There may be a fifth group to consider, but I’m not to the point of adding them to my model, but I will talk about them briefly.  Based on his research around the Landscape of Trust and Communities of Practice, Julian Stodd is suggesting that communities are more defined by their community than by their common purpose.  He argues that the shape of the community may come from understanding who is left out – disenfranchised, excluded, denied membership, lack of technical access, lack of specific knowledge, etc – than by who is in the community.

Linking and Lurking

The first two roles I’ll discuss are Linking and Lurking.  Often these two groups are lumped together, but I think there are differences between the two that are important.

Research has clearly shown that these combined groups are by far the largest group of people involved in open online communities.  Closed communities that restrict access to a membership and internal communities will not have these groups of members (or very limited ones). Valdis Krebs, says this group can be as much as 2/3’s of a community’s participants.

Back in 2006, there was very little ability to see Linkers and Lurkers.  Today, thanks in

Linkers and Lurkers Illustration
Linkers and Lurkers in Online Communities

large part to the efforts of our colleagues over in Marketing who have had to deal with the massive shift to Social Media Marketing, there are simple ways to get an understanding of not only how many Linkers and Lurkers an online community have, but to understand a great deal about who they are, what they value, and what they do.


These people have taken the most minimal actions possible to join your community. They may have bookmarked your URL or signed up for your mailing list. Some may not realize that you consider them to be a part of your community.

Of course, the question begged here is “If they aren’t involved in the activities of the community, why should we care about them?”  There are several reasons to strive to understand these members of your community.

  1. Future members – Clearly they are interested enough in what you are doing to have taken action to join your community. Analyze what the action was that drew them in. Follow up with more similar opportunities.
  2. Feedback for Improvement – You likely have some way of reaching out to these folks.  Survey them regarding why they haven’t participated.  What would it take to get them more involved?
  3. Dissonant Voices – It’s very likely that there are disgruntled potential participants and former participants among your Linkers.  While approaching them may be tricky, they are likely a drag on the community now. Find out what their pain points are and see if you can’t meet them.
  4. Your Brand – Despite their lack of participation, there are a lot of them and their views on your community can have an impact on your brand’s reputation in the marketplace. Letting Linkers know you are aware they are there can create that little spark that will lead them on a path to becoming members.  Asking their opinions can accelerate that process.

Some Linkers will “check in” on your community from time to time.  Make sure the initial image of your community is dynamic and current.  If they are linked to you by a newsletter, make sure the newsletter is appealing and tells a compelling story about your community.  In both cases, you might have a special offer of new content or a simple community poll.
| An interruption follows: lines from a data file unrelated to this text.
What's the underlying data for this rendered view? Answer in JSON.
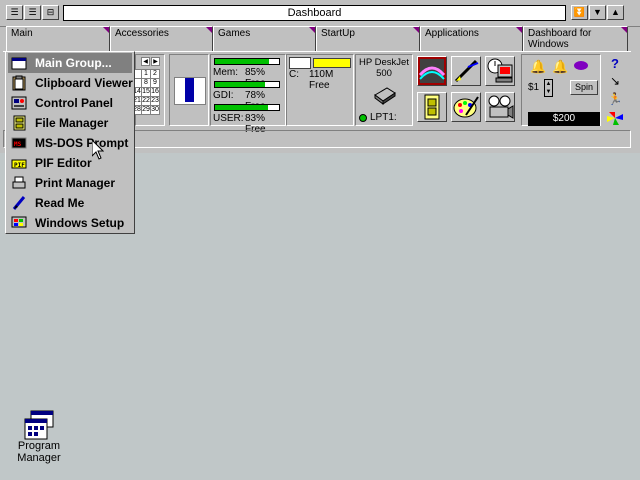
{
  "window": {
    "title": "Dashboard"
  },
  "tabs": [
    {
      "label": "Main"
    },
    {
      "label": "Accessories"
    },
    {
      "label": "Games"
    },
    {
      "label": "StartUp"
    },
    {
      "label": "Applications"
    },
    {
      "label": "Dashboard for Windows"
    }
  ],
  "menu": {
    "items": [
      {
        "label": "Main Group...",
        "icon": "group-icon",
        "selected": true
      },
      {
        "label": "Clipboard Viewer",
        "icon": "clipboard-icon"
      },
      {
        "label": "Control Panel",
        "icon": "control-panel-icon"
      },
      {
        "label": "File Manager",
        "icon": "file-manager-icon"
      },
      {
        "label": "MS-DOS Prompt",
        "icon": "msdos-icon"
      },
      {
        "label": "PIF Editor",
        "icon": "pif-editor-icon"
      },
      {
        "label": "Print Manager",
        "icon": "printer-icon"
      },
      {
        "label": "Read Me",
        "icon": "read-me-icon"
      },
      {
        "label": "Windows Setup",
        "icon": "windows-setup-icon"
      }
    ]
  },
  "calendar": {
    "rows": [
      [
        "",
        "1",
        "2"
      ],
      [
        "",
        "8",
        "9"
      ],
      [
        "14",
        "15",
        "16"
      ],
      [
        "21",
        "22",
        "23"
      ],
      [
        "28",
        "29",
        "30"
      ]
    ]
  },
  "resources": {
    "mem": {
      "label": "Mem:",
      "value": "85% Free",
      "fraction": 0.85
    },
    "gdi": {
      "label": "GDI:",
      "value": "78% Free",
      "fraction": 0.78
    },
    "user": {
      "label": "USER:",
      "value": "83% Free",
      "fraction": 0.83
    }
  },
  "disk": {
    "drive": "C:",
    "free": "110M Free"
  },
  "printer": {
    "name": "HP DeskJet 500",
    "port": "LPT1:"
  },
  "slot": {
    "bet": "$1",
    "spin_label": "Spin",
    "balance": "$200"
  },
  "desktop": {
    "program_manager_label": "Program Manager"
  }
}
These efforts could be the thing that gets a Linker to start Lurking.  The key is to make sure that the public facing side of your community is attractive to potential new members.

How Do We Know They are There?

When I wrote the original post in 2006, there was really no great way to tell who was a Linker. Sure there were things like tracking if someone posted your permalink somewhere – but that data was limited and didn’t include folks who simply bookmarked your site. At Learning Circuits Blog, we tried a number of tactics to get a better idea of how many linkers we had.  The best tool we added were anonymous mini polls that addressed an issue in the blog post. This did shine a temporary light on our linkers.  We had proven they were there, but only episodically.
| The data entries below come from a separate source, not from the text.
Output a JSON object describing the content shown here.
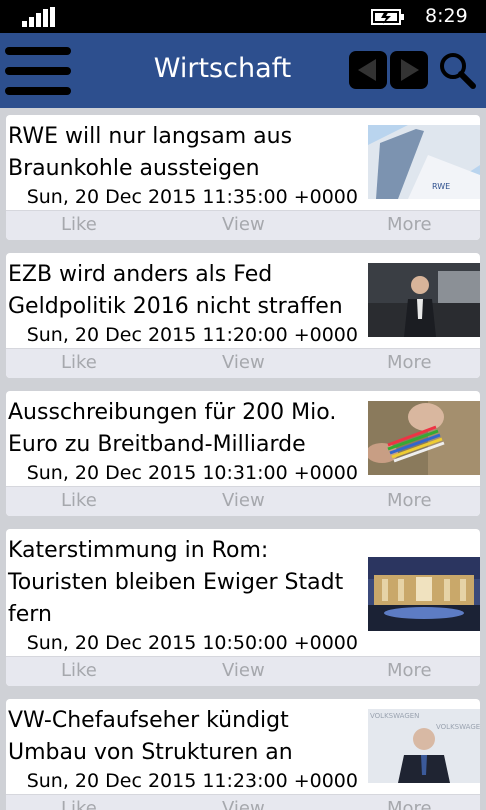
{
  "status": {
    "time": "8:29",
    "signal_icon": "signal-bars-icon",
    "battery_icon": "battery-charging-icon"
  },
  "header": {
    "title": "Wirtschaft",
    "accent": "#2d4f8e",
    "menu_icon": "hamburger-menu-icon",
    "prev_icon": "arrow-left-icon",
    "next_icon": "arrow-right-icon",
    "search_icon": "search-icon"
  },
  "actions": {
    "like": "Like",
    "view": "View",
    "more": "More"
  },
  "articles": [
    {
      "title": "RWE will nur langsam aus\nBraunkohle aussteigen",
      "date": "Sun, 20 Dec 2015 11:35:00 +0000"
    },
    {
      "title": "EZB wird anders als Fed\nGeldpolitik 2016 nicht straffen",
      "date": "Sun, 20 Dec 2015 11:20:00 +0000"
    },
    {
      "title": "Ausschreibungen für 200 Mio.\nEuro zu Breitband-Milliarde",
      "date": "Sun, 20 Dec 2015 10:31:00 +0000"
    },
    {
      "title": "Katerstimmung in Rom:\nTouristen bleiben Ewiger Stadt\nfern",
      "date": "Sun, 20 Dec 2015 10:50:00 +0000"
    },
    {
      "title": "VW-Chefaufseher kündigt\nUmbau von Strukturen an",
      "date": "Sun, 20 Dec 2015 11:23:00 +0000"
    }
  ]
}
Today there are a number of devices and tools that Social Media Marketers have developed to see who is visiting their sites, where they are coming from, what campaigns led them to their site, etc.  In addition, social media listening tools are powerful ways to keep an eye on what people are saying about your community. We in L&D need to spend time understanding these techniques and adapt them to meet our needs.

In the next post in this series, I’ll discuss the Lurking role.

Previous posts in the series:

Coming posts in the series:


Roles in CoP’s Revisited: Purposes, Characteristics, and Types

(This is the second post in a series of six that is a revision of a post I wrote on ATD’s “Learning Circuit’s Blog” on June 10, 2006 entitled “Roles in CoP’s” in which I introduced the 4L Model of Roles in Online Communities.)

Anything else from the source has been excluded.